Consider family support options
As the population ages, more individuals are likely to rely on publicly accessible services rather than family support systems, despite rising costs. However, there is evidence of a shift in traditional care structures and assumptions.
This movement toward a multigenerational approach has been much more common in cultures outside the U.S. in the past. Now, predictions suggest that the increasing strain on long-term care services may result in more older individuals remaining with family members longer.
It may be worth considering keeping your parents or grandparents living with family members and paying for homecare for as long as possible before moving into a dedicated care facility. Consider homecare jobs and remote healthcare support options as part of your long-term plan.
Vote on infrastructure and policy
The pandemic has called public attention to the systemic issues, including inequity and racism, ingrained in long-term care services. Reestablishing effective community support systems for the elderly is poised to become an even more pressing concern. However, such change begins at the level of policy.
Currently, authority over services and care resources rests with individual state governments. As a result, from state to state, the organization, access, delivery systems, and regulation varies dramatically.
In fact, a few states have already begun developing action plans for their aging populations as they anticipate the burden on these systems in the coming decade.

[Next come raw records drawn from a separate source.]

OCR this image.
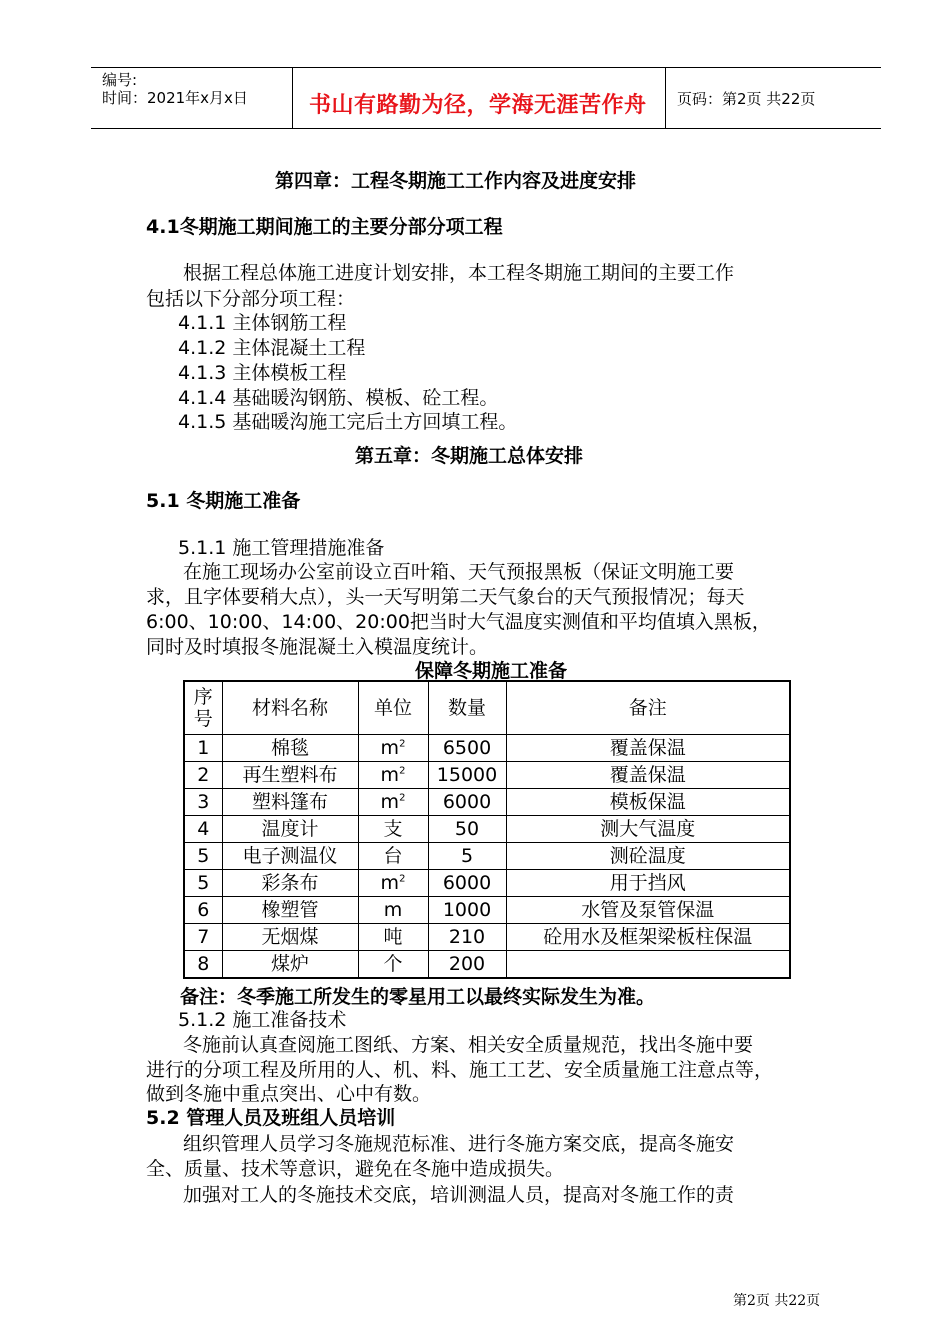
编号:
时间：2021年x月x日	书山有路勤为径，学海无涯苦作舟 页码：第2页 共22页
第四章：工程冬期施工工作内容及进度安排
4.1冬期施工期间施工的主要分部分项工程
根据工程总体施工进度计划安排，本工程冬期施工期间的主要工作
包括以下分部分项工程：
4.1.1 主体钢筋工程
4.1.2 主体混凝土工程
4.1.3 主体模板工程
4.1.4 基础暖沟钢筋、模板、砼工程。
4.1.5 基础暖沟施工完后土方回填工程。
第五章：冬期施工总体安排
5.1 冬期施工准备
5.1.1 施工管理措施准备
在施工现场办公室前设立百叶箱、天气预报黑板（保证文明施工要
求，且字体要稍大点），头一天写明第二天气象台的天气预报情况；每天
6:00、10:00、14:00、20:00把当时大气温度实测值和平均值填入黑板，
同时及时填报冬施混凝土入模温度统计。
保障冬期施工准备
序号	材料名称	单位	数量	备注
1	棉毯	$m^2$	6500	覆盖保温
2	再生塑料布	$m^2$	15000	覆盖保温
3	塑料篷布	$m^2$	6000	模板保温
4	温度计	支	50	测大气温度
5	电子测温仪	台	5	测砼温度
5	彩条布	$m^2$	6000	用于挡风
6	橡塑管	m	1000	水管及泵管保温
7	无烟煤	吨	210	砼用水及框架梁板柱保温
8	煤炉	个	200	
备注：冬季施工所发生的零星用工以最终实际发生为准。
5.1.2 施工准备技术
冬施前认真查阅施工图纸、方案、相关安全质量规范，找出冬施中要
进行的分项工程及所用的人、机、料、施工工艺、安全质量施工注意点等，
做到冬施中重点突出、心中有数。
5.2 管理人员及班组人员培训
组织管理人员学习冬施规范标准、进行冬施方案交底，提高冬施安
全、质量、技术等意识，避免在冬施中造成损失。
加强对工人的冬施技术交底，培训测温人员，提高对冬施工作的责
第2页 共22页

The best way to guarantee that the proliferation of home care jobs in the years to come is leveraged to its fullest potential to serve the broadest possible population is by educating yourself and your community on these issues. Then, when the time comes, voting for policies with lasting impact.
Understandably, addressing many long-term care issues has been suspended during the height of the pandemic. However, with access to vaccines, as businesses and services begin tentative reopenings, eldercare concerns are likely to reemerge in political discourse and, with them, questions of cost and social responsibility.
For now, the best way to prepare is to continue saving, reexamine retirement healthcare plans, discuss long-term options with your family, and stay informed about reemerging policy votes.